A five-year follow-up study reported on safety, prosthesis-wearing time, and health-related quality-of-life (HRQoL) for patients with femoral bone-anchored prostheses, and found that despite some adverse events, patient prosthetic use and HRQoL improved significantly. The results were published in The Journal of Bone and Joint Surgery.
Thirty-nine of 42 eligible patients who underwent press-fit osseointegration implantation at Radboud University Medical Center, the Netherlands, between May 2009 and November 2013 were included in the study. Adverse events included infectious complications (grade 1 to 4), aseptic loosening, breakage, stoma-redundant tissue, and stoma hypergranulation. Prosthesis-wearing time and HRQoL were measured with the Questionnaire for Persons with a Transfemoral Amputation (Q-TFA) prosthetic use score and global score, respectively.

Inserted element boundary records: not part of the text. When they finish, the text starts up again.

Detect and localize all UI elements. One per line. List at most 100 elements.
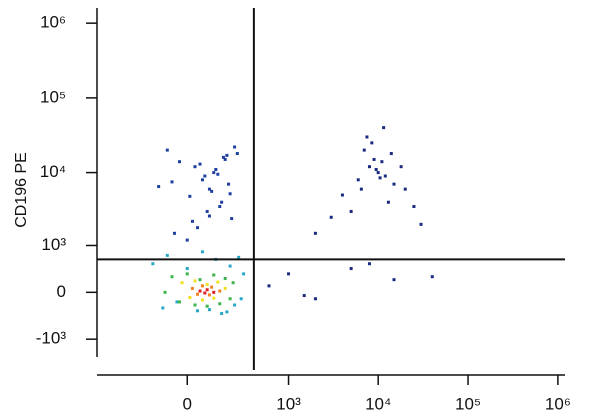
dot	[220, 312, 224, 316]
dot	[372, 157, 376, 161]
dot	[235, 152, 239, 156]
dot	[200, 298, 204, 302]
dot	[185, 238, 189, 242]
dot	[403, 187, 407, 191]
dot	[205, 304, 209, 308]
dot	[302, 294, 306, 298]
dot	[399, 165, 403, 169]
dot	[237, 255, 241, 259]
y-tick-label: 10⁴	[40, 162, 66, 181]
dot	[228, 264, 232, 268]
dot	[151, 262, 155, 266]
dot	[165, 253, 169, 257]
dot	[212, 273, 216, 277]
dot	[200, 250, 204, 254]
dot	[340, 193, 344, 197]
dot	[365, 135, 369, 139]
dot	[203, 174, 207, 178]
dot	[223, 276, 227, 280]
dot	[228, 192, 232, 196]
dot	[170, 180, 174, 184]
dot	[386, 200, 390, 204]
dot	[196, 226, 200, 230]
y-tick-label: 10³	[41, 235, 66, 254]
dot	[205, 283, 209, 287]
x-tick-label: 10⁴	[365, 394, 391, 413]
dot	[239, 297, 243, 301]
dot	[223, 157, 227, 161]
dot	[205, 209, 209, 213]
dot	[228, 297, 232, 301]
dot	[203, 291, 207, 295]
dot	[207, 187, 211, 191]
dot	[198, 278, 202, 282]
dot	[170, 275, 174, 279]
y-tick-label: 10⁵	[40, 87, 66, 106]
dot	[200, 178, 204, 182]
dot	[190, 286, 194, 290]
dot	[376, 171, 380, 175]
dot	[233, 145, 237, 149]
dot	[188, 295, 192, 299]
dot	[313, 297, 317, 301]
dot	[212, 290, 216, 294]
dot	[367, 262, 371, 266]
dot	[230, 217, 234, 221]
dot	[267, 284, 271, 288]
dot	[188, 194, 192, 198]
dot	[349, 267, 353, 271]
dot	[233, 303, 237, 307]
dot	[383, 174, 387, 178]
dot	[378, 176, 382, 180]
dot	[193, 303, 197, 307]
dot	[367, 165, 371, 169]
dot	[180, 281, 184, 285]
dot	[193, 165, 197, 169]
dot	[198, 162, 202, 166]
dot	[419, 222, 423, 226]
dot	[200, 284, 204, 288]
dot	[218, 289, 222, 293]
dot	[216, 280, 220, 284]
dot	[207, 293, 211, 297]
dot	[313, 231, 317, 235]
dot	[380, 160, 384, 164]
dot	[356, 178, 360, 182]
dot	[210, 189, 214, 193]
x-tick-label: 10⁵	[455, 394, 481, 413]
dot	[218, 205, 222, 209]
dot	[227, 182, 231, 186]
dot	[161, 306, 165, 310]
dot	[231, 281, 235, 285]
dot	[225, 153, 229, 157]
dot	[177, 160, 181, 164]
dot	[193, 279, 197, 283]
dot	[392, 278, 396, 282]
dot	[430, 275, 434, 279]
dot	[412, 205, 416, 209]
y-tick-label: 10⁶	[40, 13, 66, 32]
dot	[242, 272, 246, 276]
dot	[359, 187, 363, 191]
dot	[207, 308, 211, 312]
y-tick-label: -10³	[36, 329, 67, 348]
dot	[212, 171, 216, 175]
dot	[370, 141, 374, 145]
dot	[392, 182, 396, 186]
dot	[374, 168, 378, 172]
dot	[185, 267, 189, 271]
dot	[220, 200, 224, 204]
y-tick-label: 0	[57, 282, 66, 301]
x-tick-label: 0	[183, 394, 192, 413]
dot	[157, 185, 161, 189]
dot	[207, 214, 211, 218]
dot	[163, 290, 167, 294]
dot	[287, 272, 291, 276]
dot	[389, 152, 393, 156]
dot	[349, 209, 353, 213]
dot	[210, 285, 214, 289]
x-tick-label: 10⁶	[545, 394, 571, 413]
dot	[329, 215, 333, 219]
dot	[212, 296, 216, 300]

Thirty patients (77 percent) presented with some kind of infection (156 events in total), with 148 events (95 percent) classified as grade 1 or 2 and eight events (5 percent) classified as grade 3; the latter eight events occurred in four patients. There were no instances of septic loosening. The intramedullary stem of the osseointegration implant broke in two patients. Soft-tissue refashioning had to be done 30 times in 14 patients. The Q-TFA median prosthetic use and global scores improved significantly from 71 to 100 and from 33 to 75, respectively.
While grade 1 and 2 infections were frequent, they could mostly be treated with nonoperative measures. Most infections seemed to occur in the first two years and did not lead to deep infections, and two broken intramedullary stems were successfully revised.